The company's co-founder and newly installed executive chairman, Alexis Ohanian, is at the helm of the initiative. He says that over the past four years, watching from a distance as the company grew (he stepped formally away from the company in 2010, and was brought back in full-time in November), he witnessed how much original content is created daily on Reddit by its diverse millions of users.
"There are so many media companies that are so good at harvesting that content," Ohanian says. "What I want to do is allow those stories--and the story behind their story--to be told by the people who are actually responsible for them."
The first iteration of Reddit's creating media content is a series of podcasts, debuting January 8, called Upvoted, Ohanian told Inc.com. (Episode 0 is now live; you can check it out here, and anywhere you subscribe to podcasts.) Episodes in the series will feature first-person stories told by redditors. Ohanian likens the format to ESPN's 30 for 30 series or a shorter (roughly 30-minute) This American Life. "We found a bunch of stories we wanted to investigate further from the front pages of Reddit--and found this was the best way to tell these stories," Ohanian said.
The first episode features an interview with a man named Dante Orpilla, perhaps better known on Reddit as "youngluck." Youngluck posted this ask-me-anything post--known as an "I am a," or IAmA, for the phrase with which a post usually begins--on Reddit 48 hours before starting a 10-year sentence in federal prison. (The sentence was later reduced, but that did not lessen the post's impact.)
Orpilla had been a redditor before posting the IAmA, and was receiving guidance from fellow redditors on his case, separately. But his post caught a wider scope of attention. Users responded with plenty of questions--and lots of extraordinarily specific advice. (They urged Orpilla to read a book every two days, go on a no-carb diet, and be friendly with--but under no circumstances join--prison gangs.) They also urged him to continue corresponding with the Reddit community while behind bars.

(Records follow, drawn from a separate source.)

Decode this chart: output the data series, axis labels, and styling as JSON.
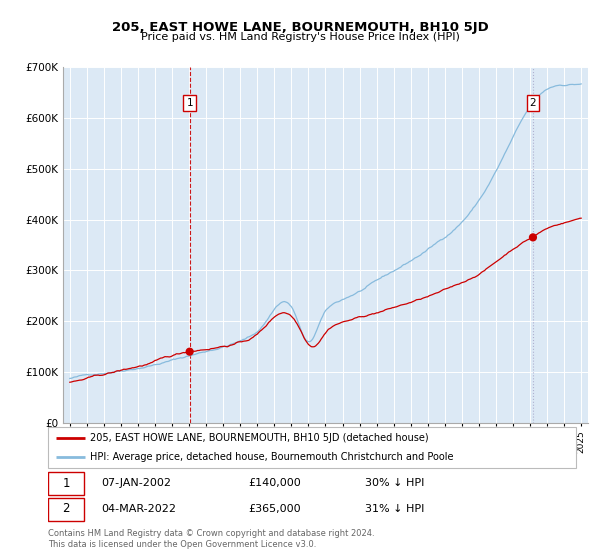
{
  "title": "205, EAST HOWE LANE, BOURNEMOUTH, BH10 5JD",
  "subtitle": "Price paid vs. HM Land Registry's House Price Index (HPI)",
  "bg_color": "#dce9f5",
  "line_color_hpi": "#88bbdd",
  "line_color_price": "#cc0000",
  "point1_year": 2002.03,
  "point1_value": 140000,
  "point2_year": 2022.17,
  "point2_value": 365000,
  "ylim_max": 700000,
  "yticks": [
    0,
    100000,
    200000,
    300000,
    400000,
    500000,
    600000,
    700000
  ],
  "ytick_labels": [
    "£0",
    "£100K",
    "£200K",
    "£300K",
    "£400K",
    "£500K",
    "£600K",
    "£700K"
  ],
  "legend_label_price": "205, EAST HOWE LANE, BOURNEMOUTH, BH10 5JD (detached house)",
  "legend_label_hpi": "HPI: Average price, detached house, Bournemouth Christchurch and Poole",
  "ann1_date": "07-JAN-2002",
  "ann1_price": "£140,000",
  "ann1_hpi": "30% ↓ HPI",
  "ann2_date": "04-MAR-2022",
  "ann2_price": "£365,000",
  "ann2_hpi": "31% ↓ HPI",
  "footer": "Contains HM Land Registry data © Crown copyright and database right 2024.\nThis data is licensed under the Open Government Licence v3.0."
}
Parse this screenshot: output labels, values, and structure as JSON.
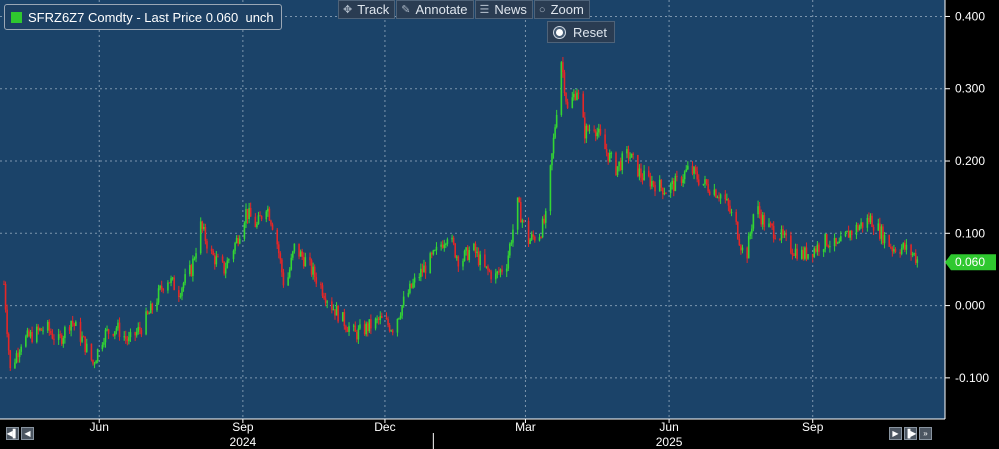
{
  "legend": {
    "swatch_color": "#2fc82f",
    "text": "SFRZ6Z7 Comdty - Last Price 0.060  unch"
  },
  "toolbar": [
    {
      "label": "Track",
      "icon": "crosshair-icon",
      "glyph": "✥"
    },
    {
      "label": "Annotate",
      "icon": "pencil-icon",
      "glyph": "✎"
    },
    {
      "label": "News",
      "icon": "news-icon",
      "glyph": "☰"
    },
    {
      "label": "Zoom",
      "icon": "magnifier-icon",
      "glyph": "○"
    }
  ],
  "reset_label": "Reset",
  "colors": {
    "background": "#1b4369",
    "up": "#33d633",
    "down": "#e52727",
    "price_tag": "#2fc82f",
    "grid": "#7d96ae",
    "axis_text": "#ffffff"
  },
  "chart_data": {
    "type": "candlestick",
    "series_name": "SFRZ6Z7 Comdty",
    "last_price": "0.060",
    "change": "unch",
    "ylim": [
      -0.15,
      0.42
    ],
    "yticks": [
      -0.1,
      0.0,
      0.1,
      0.2,
      0.3,
      0.4
    ],
    "ytick_labels": [
      "-0.100",
      "0.000",
      "0.100",
      "0.200",
      "0.300",
      "0.400"
    ],
    "xlim": [
      "2024-04-01",
      "2025-11-10"
    ],
    "month_labels": [
      {
        "date": "2024-06-01",
        "label": "Jun"
      },
      {
        "date": "2024-09-01",
        "label": "Sep"
      },
      {
        "date": "2024-12-01",
        "label": "Dec"
      },
      {
        "date": "2025-03-01",
        "label": "Mar"
      },
      {
        "date": "2025-06-01",
        "label": "Jun"
      },
      {
        "date": "2025-09-01",
        "label": "Sep"
      }
    ],
    "year_labels": [
      {
        "date": "2024-09-01",
        "label": "2024"
      },
      {
        "date": "2025-06-01",
        "label": "2025"
      }
    ],
    "year_separator": "2025-01-01",
    "closes": [
      [
        "2024-04-01",
        0.03
      ],
      [
        "2024-04-05",
        -0.09
      ],
      [
        "2024-04-12",
        -0.05
      ],
      [
        "2024-04-20",
        -0.04
      ],
      [
        "2024-04-28",
        -0.03
      ],
      [
        "2024-05-06",
        -0.05
      ],
      [
        "2024-05-14",
        -0.02
      ],
      [
        "2024-05-22",
        -0.05
      ],
      [
        "2024-05-28",
        -0.08
      ],
      [
        "2024-06-04",
        -0.04
      ],
      [
        "2024-06-12",
        -0.03
      ],
      [
        "2024-06-20",
        -0.05
      ],
      [
        "2024-06-28",
        -0.03
      ],
      [
        "2024-07-06",
        0.0
      ],
      [
        "2024-07-14",
        0.04
      ],
      [
        "2024-07-22",
        0.02
      ],
      [
        "2024-07-30",
        0.05
      ],
      [
        "2024-08-05",
        0.11
      ],
      [
        "2024-08-12",
        0.07
      ],
      [
        "2024-08-20",
        0.05
      ],
      [
        "2024-08-28",
        0.09
      ],
      [
        "2024-09-03",
        0.13
      ],
      [
        "2024-09-10",
        0.11
      ],
      [
        "2024-09-16",
        0.14
      ],
      [
        "2024-09-22",
        0.1
      ],
      [
        "2024-09-28",
        0.02
      ],
      [
        "2024-10-04",
        0.08
      ],
      [
        "2024-10-12",
        0.06
      ],
      [
        "2024-10-20",
        0.03
      ],
      [
        "2024-10-28",
        0.0
      ],
      [
        "2024-11-04",
        -0.02
      ],
      [
        "2024-11-12",
        -0.04
      ],
      [
        "2024-11-20",
        -0.03
      ],
      [
        "2024-11-28",
        -0.02
      ],
      [
        "2024-12-06",
        -0.03
      ],
      [
        "2024-12-14",
        0.01
      ],
      [
        "2024-12-22",
        0.04
      ],
      [
        "2025-01-02",
        0.07
      ],
      [
        "2025-01-10",
        0.1
      ],
      [
        "2025-01-18",
        0.06
      ],
      [
        "2025-01-26",
        0.08
      ],
      [
        "2025-02-03",
        0.05
      ],
      [
        "2025-02-10",
        0.04
      ],
      [
        "2025-02-17",
        0.06
      ],
      [
        "2025-02-24",
        0.14
      ],
      [
        "2025-03-03",
        0.09
      ],
      [
        "2025-03-10",
        0.1
      ],
      [
        "2025-03-14",
        0.12
      ],
      [
        "2025-03-20",
        0.25
      ],
      [
        "2025-03-24",
        0.34
      ],
      [
        "2025-03-28",
        0.27
      ],
      [
        "2025-04-03",
        0.3
      ],
      [
        "2025-04-08",
        0.24
      ],
      [
        "2025-04-14",
        0.25
      ],
      [
        "2025-04-20",
        0.22
      ],
      [
        "2025-04-28",
        0.19
      ],
      [
        "2025-05-06",
        0.21
      ],
      [
        "2025-05-14",
        0.18
      ],
      [
        "2025-05-22",
        0.17
      ],
      [
        "2025-05-30",
        0.16
      ],
      [
        "2025-06-06",
        0.17
      ],
      [
        "2025-06-14",
        0.19
      ],
      [
        "2025-06-22",
        0.17
      ],
      [
        "2025-06-30",
        0.16
      ],
      [
        "2025-07-06",
        0.15
      ],
      [
        "2025-07-14",
        0.11
      ],
      [
        "2025-07-20",
        0.06
      ],
      [
        "2025-07-26",
        0.14
      ],
      [
        "2025-08-02",
        0.11
      ],
      [
        "2025-08-10",
        0.1
      ],
      [
        "2025-08-18",
        0.08
      ],
      [
        "2025-08-26",
        0.07
      ],
      [
        "2025-09-03",
        0.08
      ],
      [
        "2025-09-10",
        0.09
      ],
      [
        "2025-09-17",
        0.08
      ],
      [
        "2025-09-24",
        0.1
      ],
      [
        "2025-10-01",
        0.11
      ],
      [
        "2025-10-08",
        0.12
      ],
      [
        "2025-10-15",
        0.1
      ],
      [
        "2025-10-22",
        0.08
      ],
      [
        "2025-10-29",
        0.08
      ],
      [
        "2025-11-05",
        0.07
      ],
      [
        "2025-11-08",
        0.06
      ]
    ]
  }
}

The original post was submitted on June 21, 2010. Four and a half years later, he is out of prison, and is seen as one of Reddit's success stories. Here's an artist-of-the-day post about him, and today he works as a designer at Reddit itself.
The first episode of Upvoted opens with a clip of Orpilla narrating his initial wide-eyed impression of the prison system, as compared with the outside world. Backed by a few thumps of pop music, Ohanian's voice chimes in. It explains basically everything else about the podcast:
Welcome to Upvoted. I'm Alexis Ohanian, and 10 years ago, Steve Huffman and I started Reddit.com. We were fresh out of college, and we just wanted to build the best platform we could for communities to connect and share online. Now I couldn't have imagined how much this would grow. And in the last decade, it has become one of the most trafficked sites on the Internet. And every day across thousands of communities on the network, some story bubbles up because a bunch of people click "upvote." And some person--some idea--gets the attention of millions of people all across the world. But that's not the end of the story. In fact, once something has been upvoted to one of the Reddit front-pages, it's usually just the beginning. And I want to use this podcast to dig a little deeper, and hopefully realize we are more connected than we thought--one upvote at a time.
It's not Reddit's first foray into producing content (there was a short-lived YouTube series called Explain Like I'm Five). And Reddit isn't guaranteeing a long lifespan for this podcast series--it wants to experiment and see if it amasses subscribers and regular listeners. If not, on to something new. For now, just four are lined up. One of the next is with Smooth McGroove, an Oklahoman who makes a cappella video theme song videos.
"We are really fortunate that Reddit is such a wealth of incredible stuff that new things bubble up every day," Ohanian says. "The only common thread is there is something new and interesting about every piece."